Secretary of state for work and pensions Peter Hain has confirmed that, as well as increasing assistance for those affected to 90 per cent of their accrued pension, the settlement will extend cover to 11,000 people in schemes wound up by qualifying solvent employers.
The pledge to make payments to the disadvantaged scheme members was made on the same day as publication of the Young Review – commissioned by the Government to look at ways of generating additional value from the failed pension schemes.
The report, by Government Directing Actuary Andrew Young, demonstrated that, if the residual assets in failed pension schemes totalling over £1.7 billion were brought into Government, then it would be possible – with an additional top up by Government – to meet the demands made by trade unions and campaigners for the workers who lost their pensions.

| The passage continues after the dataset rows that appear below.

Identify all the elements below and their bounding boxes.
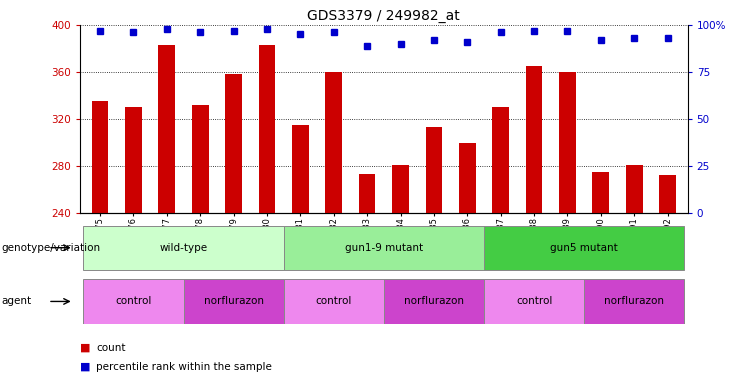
- Text: ■: ■: [80, 343, 90, 353]
- Text: gun5 mutant: gun5 mutant: [551, 243, 618, 253]
- Bar: [359, 174, 376, 213]
- Bar: [92, 101, 108, 213]
- Bar: [425, 127, 442, 213]
- Bar: [184, 279, 284, 324]
- Text: agent: agent: [1, 296, 32, 306]
- Bar: [593, 172, 609, 213]
- Text: control: control: [316, 296, 352, 306]
- Bar: [192, 105, 208, 213]
- Text: control: control: [516, 296, 552, 306]
- Text: count: count: [96, 343, 126, 353]
- Text: control: control: [116, 296, 152, 306]
- Bar: [259, 45, 276, 213]
- Text: norflurazon: norflurazon: [404, 296, 464, 306]
- Bar: [659, 175, 676, 213]
- Bar: [84, 225, 284, 270]
- Bar: [559, 72, 576, 213]
- Bar: [225, 74, 242, 213]
- Bar: [284, 279, 384, 324]
- Bar: [492, 107, 509, 213]
- Text: genotype/variation: genotype/variation: [1, 243, 101, 253]
- Bar: [384, 279, 484, 324]
- Text: norflurazon: norflurazon: [204, 296, 264, 306]
- Bar: [84, 279, 184, 324]
- Bar: [584, 279, 684, 324]
- Bar: [284, 225, 484, 270]
- Title: GDS3379 / 249982_at: GDS3379 / 249982_at: [308, 8, 460, 23]
- Text: gun1-9 mutant: gun1-9 mutant: [345, 243, 423, 253]
- Text: ■: ■: [80, 362, 90, 372]
- Bar: [159, 45, 175, 213]
- Bar: [459, 142, 476, 213]
- Bar: [325, 72, 342, 213]
- Text: norflurazon: norflurazon: [604, 296, 664, 306]
- Bar: [392, 165, 409, 213]
- Bar: [626, 165, 642, 213]
- Text: wild-type: wild-type: [159, 243, 207, 253]
- Bar: [525, 66, 542, 213]
- Bar: [125, 107, 142, 213]
- Bar: [484, 279, 584, 324]
- Bar: [484, 225, 684, 270]
- Text: percentile rank within the sample: percentile rank within the sample: [96, 362, 272, 372]
- Bar: [292, 125, 309, 213]
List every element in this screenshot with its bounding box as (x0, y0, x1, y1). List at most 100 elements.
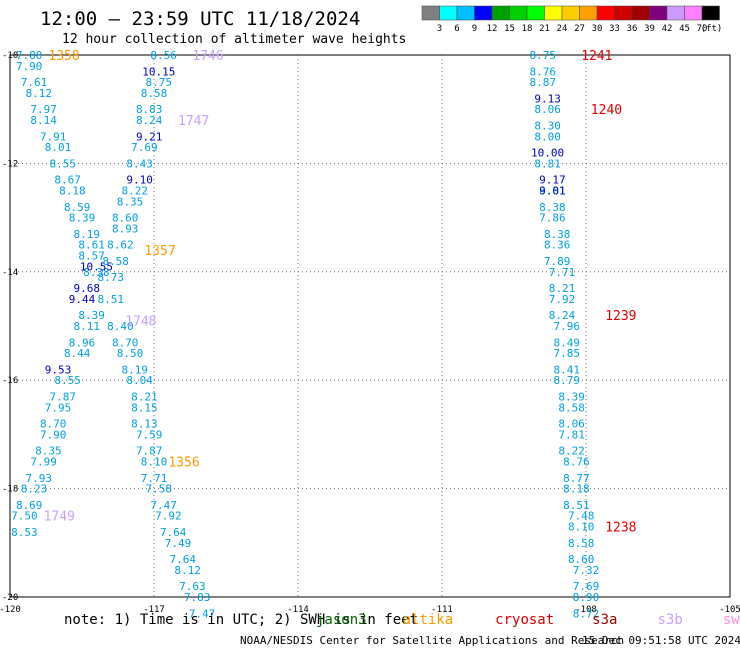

The Government says its latest offer adds up to an extra £3.9bn in cash terms, or £935 million in Net Present Value. This is on top of the £8.6bn in cash terms, or £2bn in Net Present Value already committed.
The Financial Assistance Scheme will be extended so that all scheme members will be guaranteed 90 per cent of their accrued pension at the date their scheme began wind-up. This will be subject to a cap of £26,000.
Assistance payments derived from pension accrued post-1997 will be increased each year in payment in line with inflation. Assistance will be paid from each failed scheme’s normal retirement age, subject to a lower age limit of 60.
Altmann says: “This is a decent compromise. The Treasury have been awful, but the DWP have started behaving in a way you would expect Labour ministers to behave towards workers, rather than say it is nothing to do with them. The Parliamentary Ombudsman, Public Administration Committee and High Court Judicial Review verdicts all ruled that the Government misled these workers about thesafety of their pensions and must properly compensate those affected.
Hain says: “We believe this represents a just and final settlement – bringing the total commitment to £12.5bn in cash terms. Although the Government has been criticised over this matter, these are huge amounts and it is right that we have been able to maximise the return from residual assets in the schemes which collapsed so that the public purse has had value for money too.”